In Tray

In Tray

Back to Toronto just in time to catch the damp end of summer. Now I can put away my Ernie Whitt bat and T-shirt and look for my Dougie Gilmour pyjamas—the two sporting seasons fit together nicely with neither team making the playoffs. Sigh.

Shoving the bills off my desk, I had barely plugged in the laptop before the venticelli began crowding around my ears whispering news and gossip of all that had happened while I was away. David Chrystian left Joy Bistro to become chef at Chez Victor in Hotel Le Germain. Anthony Rose is cooking up a storm at The Drake. Jason Rosso has apparently worked wonders with the restaurants at the Distillery District. David Adjey is chef at Maro, a new nightspot on Liberty Street, and will also cook at a super-exclusive private club for visiting movie stars and millionaires, a place so super and so exclusive that no one knows its name or location. What was Bouchon is now Trevor’s Kitchen. David Lee’s fabulous breads are now available at Pusateri’s… And so on. Sheesh. You turn your back for a second.

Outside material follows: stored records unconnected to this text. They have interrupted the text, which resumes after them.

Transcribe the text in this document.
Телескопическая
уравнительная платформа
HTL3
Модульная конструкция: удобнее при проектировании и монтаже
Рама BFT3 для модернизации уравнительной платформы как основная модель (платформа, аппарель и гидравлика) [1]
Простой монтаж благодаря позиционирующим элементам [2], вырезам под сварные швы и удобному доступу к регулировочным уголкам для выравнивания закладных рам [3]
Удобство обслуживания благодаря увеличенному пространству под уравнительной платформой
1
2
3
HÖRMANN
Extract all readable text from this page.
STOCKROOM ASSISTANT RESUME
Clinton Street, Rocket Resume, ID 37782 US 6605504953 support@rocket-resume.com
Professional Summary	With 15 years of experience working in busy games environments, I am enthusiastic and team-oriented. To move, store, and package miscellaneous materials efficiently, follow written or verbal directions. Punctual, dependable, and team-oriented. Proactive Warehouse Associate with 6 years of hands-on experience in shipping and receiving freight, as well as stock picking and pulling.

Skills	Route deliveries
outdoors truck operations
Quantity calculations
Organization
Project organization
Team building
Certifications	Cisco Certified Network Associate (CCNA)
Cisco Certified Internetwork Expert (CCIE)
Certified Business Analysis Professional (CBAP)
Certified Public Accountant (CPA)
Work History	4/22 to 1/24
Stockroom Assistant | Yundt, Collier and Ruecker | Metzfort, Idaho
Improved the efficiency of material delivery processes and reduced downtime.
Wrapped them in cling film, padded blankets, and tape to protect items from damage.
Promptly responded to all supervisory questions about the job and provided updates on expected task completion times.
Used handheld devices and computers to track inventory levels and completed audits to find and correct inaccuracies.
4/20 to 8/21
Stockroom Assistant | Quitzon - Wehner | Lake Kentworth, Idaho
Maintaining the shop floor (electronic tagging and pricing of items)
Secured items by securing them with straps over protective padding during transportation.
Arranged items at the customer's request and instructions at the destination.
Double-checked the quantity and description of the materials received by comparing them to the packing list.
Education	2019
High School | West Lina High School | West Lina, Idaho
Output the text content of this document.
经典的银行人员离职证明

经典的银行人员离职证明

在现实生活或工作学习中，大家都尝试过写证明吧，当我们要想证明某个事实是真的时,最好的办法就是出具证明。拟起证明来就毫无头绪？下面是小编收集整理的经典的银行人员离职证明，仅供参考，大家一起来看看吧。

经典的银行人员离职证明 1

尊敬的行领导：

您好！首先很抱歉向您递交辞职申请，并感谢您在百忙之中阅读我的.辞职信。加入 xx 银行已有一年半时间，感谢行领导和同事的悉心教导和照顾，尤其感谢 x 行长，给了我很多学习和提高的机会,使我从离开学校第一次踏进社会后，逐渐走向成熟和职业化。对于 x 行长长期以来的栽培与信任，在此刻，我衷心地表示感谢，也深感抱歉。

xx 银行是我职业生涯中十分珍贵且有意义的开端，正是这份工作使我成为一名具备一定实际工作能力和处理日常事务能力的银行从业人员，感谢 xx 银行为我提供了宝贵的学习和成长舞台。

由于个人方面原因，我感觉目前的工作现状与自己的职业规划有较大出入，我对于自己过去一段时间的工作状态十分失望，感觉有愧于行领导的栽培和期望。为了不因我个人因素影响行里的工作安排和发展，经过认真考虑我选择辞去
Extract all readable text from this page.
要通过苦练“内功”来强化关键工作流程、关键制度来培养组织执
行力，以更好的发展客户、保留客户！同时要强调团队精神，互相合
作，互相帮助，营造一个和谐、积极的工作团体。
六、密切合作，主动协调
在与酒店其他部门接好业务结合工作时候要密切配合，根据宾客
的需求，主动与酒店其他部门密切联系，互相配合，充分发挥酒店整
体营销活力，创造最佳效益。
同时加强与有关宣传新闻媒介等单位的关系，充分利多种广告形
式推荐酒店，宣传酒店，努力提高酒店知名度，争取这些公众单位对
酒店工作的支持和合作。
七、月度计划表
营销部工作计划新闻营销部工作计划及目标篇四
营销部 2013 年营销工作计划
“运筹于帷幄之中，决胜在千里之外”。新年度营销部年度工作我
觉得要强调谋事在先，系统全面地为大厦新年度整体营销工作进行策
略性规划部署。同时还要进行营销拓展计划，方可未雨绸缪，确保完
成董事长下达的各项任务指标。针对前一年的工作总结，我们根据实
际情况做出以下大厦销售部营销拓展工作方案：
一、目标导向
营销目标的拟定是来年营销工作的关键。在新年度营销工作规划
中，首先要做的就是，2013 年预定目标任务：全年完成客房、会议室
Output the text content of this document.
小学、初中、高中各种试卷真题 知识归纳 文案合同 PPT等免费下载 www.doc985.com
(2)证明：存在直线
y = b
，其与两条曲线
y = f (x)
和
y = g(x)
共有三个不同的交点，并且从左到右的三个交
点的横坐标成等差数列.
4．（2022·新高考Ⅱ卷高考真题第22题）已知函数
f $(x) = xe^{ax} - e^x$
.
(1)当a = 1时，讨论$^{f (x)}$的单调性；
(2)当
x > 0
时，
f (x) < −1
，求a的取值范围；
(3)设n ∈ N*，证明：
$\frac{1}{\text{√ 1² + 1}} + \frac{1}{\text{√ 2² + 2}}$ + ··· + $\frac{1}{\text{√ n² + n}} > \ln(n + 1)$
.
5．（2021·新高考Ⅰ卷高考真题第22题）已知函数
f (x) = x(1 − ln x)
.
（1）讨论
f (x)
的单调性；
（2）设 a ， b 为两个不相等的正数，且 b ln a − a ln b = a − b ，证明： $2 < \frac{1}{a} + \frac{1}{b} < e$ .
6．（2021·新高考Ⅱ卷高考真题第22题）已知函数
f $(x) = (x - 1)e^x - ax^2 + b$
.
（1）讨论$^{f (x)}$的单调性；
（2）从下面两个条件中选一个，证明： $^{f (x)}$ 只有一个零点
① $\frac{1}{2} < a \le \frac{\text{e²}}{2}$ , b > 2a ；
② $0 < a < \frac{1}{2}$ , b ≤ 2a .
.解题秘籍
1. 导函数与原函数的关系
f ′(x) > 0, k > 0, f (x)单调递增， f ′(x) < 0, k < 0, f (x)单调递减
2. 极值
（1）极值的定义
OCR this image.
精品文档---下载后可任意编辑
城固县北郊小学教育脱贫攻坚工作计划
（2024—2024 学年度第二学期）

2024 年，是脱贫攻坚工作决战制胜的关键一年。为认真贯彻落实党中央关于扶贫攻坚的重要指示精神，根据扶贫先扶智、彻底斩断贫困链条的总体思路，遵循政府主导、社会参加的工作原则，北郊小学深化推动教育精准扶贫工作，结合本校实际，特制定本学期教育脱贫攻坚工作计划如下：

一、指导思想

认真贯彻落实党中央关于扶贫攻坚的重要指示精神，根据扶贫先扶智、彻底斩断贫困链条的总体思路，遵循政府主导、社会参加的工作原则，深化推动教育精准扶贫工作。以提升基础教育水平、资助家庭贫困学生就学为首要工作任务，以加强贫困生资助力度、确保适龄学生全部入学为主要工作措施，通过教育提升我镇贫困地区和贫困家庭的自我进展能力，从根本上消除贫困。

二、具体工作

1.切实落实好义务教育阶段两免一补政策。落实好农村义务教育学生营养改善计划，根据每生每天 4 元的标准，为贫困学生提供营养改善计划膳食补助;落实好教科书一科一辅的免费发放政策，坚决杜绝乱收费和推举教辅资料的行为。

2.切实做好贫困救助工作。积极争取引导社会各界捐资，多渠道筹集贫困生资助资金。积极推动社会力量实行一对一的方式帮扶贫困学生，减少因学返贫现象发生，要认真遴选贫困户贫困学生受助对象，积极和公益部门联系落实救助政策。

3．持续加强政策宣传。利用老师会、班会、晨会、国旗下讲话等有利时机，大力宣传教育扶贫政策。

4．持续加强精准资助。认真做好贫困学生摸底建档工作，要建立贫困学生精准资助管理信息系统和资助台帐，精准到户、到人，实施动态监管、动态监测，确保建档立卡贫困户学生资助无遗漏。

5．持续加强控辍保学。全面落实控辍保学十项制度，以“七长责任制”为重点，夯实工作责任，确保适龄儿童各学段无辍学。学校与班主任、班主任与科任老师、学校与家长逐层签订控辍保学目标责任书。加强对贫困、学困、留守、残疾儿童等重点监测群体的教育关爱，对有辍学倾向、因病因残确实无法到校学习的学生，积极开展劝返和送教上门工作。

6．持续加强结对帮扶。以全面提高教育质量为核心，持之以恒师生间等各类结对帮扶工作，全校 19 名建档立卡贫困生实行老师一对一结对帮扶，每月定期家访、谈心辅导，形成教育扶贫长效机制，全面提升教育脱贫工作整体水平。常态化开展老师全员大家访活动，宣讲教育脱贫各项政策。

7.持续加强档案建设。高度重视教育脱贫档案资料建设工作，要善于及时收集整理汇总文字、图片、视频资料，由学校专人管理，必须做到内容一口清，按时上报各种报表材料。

While wondering what lead to follow first, I had a call from my old friend Goran Amnegard in Sweden. Many chefs will remember him as the guy who pioneered the idea of using First Nations foragers in Canada’s far north to gather wild mushrooms and berries for restaurant tables. He also set up a whitefish caviar plant in northern Manitoba. A few years ago he went back to Sweden and planted a vineyard called Blaxsta Vineyard (I believe it’s the third most northerly vineyard in the world). His wines have done brilliantly, the 2003 Vidal Icewine scoring a silver recently in Bordeaux, and he has also opened a small restaurant on his property where he cooks for private functions. A self-taught chef, his recipes are hugely inventive and now he’s about to cook a private dinner for the King of Sweden and the Canadian ambassador in Stockholm. I had hoped Goran might come back to Canada some day—I miss his energy and enterprise—but I guess he’s doing so well now that that will be unlikely. The rhubarb plant he gave me (brought to Canada from Scotland in 1865, he once told me) continues to thrive in my garden and I think of him whenever I harvest those firm pink stalks.

How does a chef or restaurateur know when he or she has acquired a certain status in the community? The phone starts to ring with people asking them to donate time and treasure, recipes and especially free dinners for eight to innumerable charitable causes. The requests come in daily and it goes on for years and years. I am continually amazed by the generosity of the restaurant industry and how readily people respond, jeopardizing what for many are fairly precarious profit margins. Almost all the causes are good ones, of course—none more than Bloorview Kids Rehab, the centre for children with disabilities. This month sees the launch of a fundraising calendar for Bloorview. It’s called Recipes for Possibility and is the brainchild of Yannick Bigourdan, co-owner of Splendido. Each page features a recipe from a top Toronto chef (all the usual suspects) tested by Lucy Waverman and with gorgeous photography by Per Kristiansen. The calendar is on sale at Loblaws stores and you can find out more about it and about Bloorview Kids Rehab at the project’s web site. Kudos to all 13 contributing chefs and especially to Bigourdan for making it happen.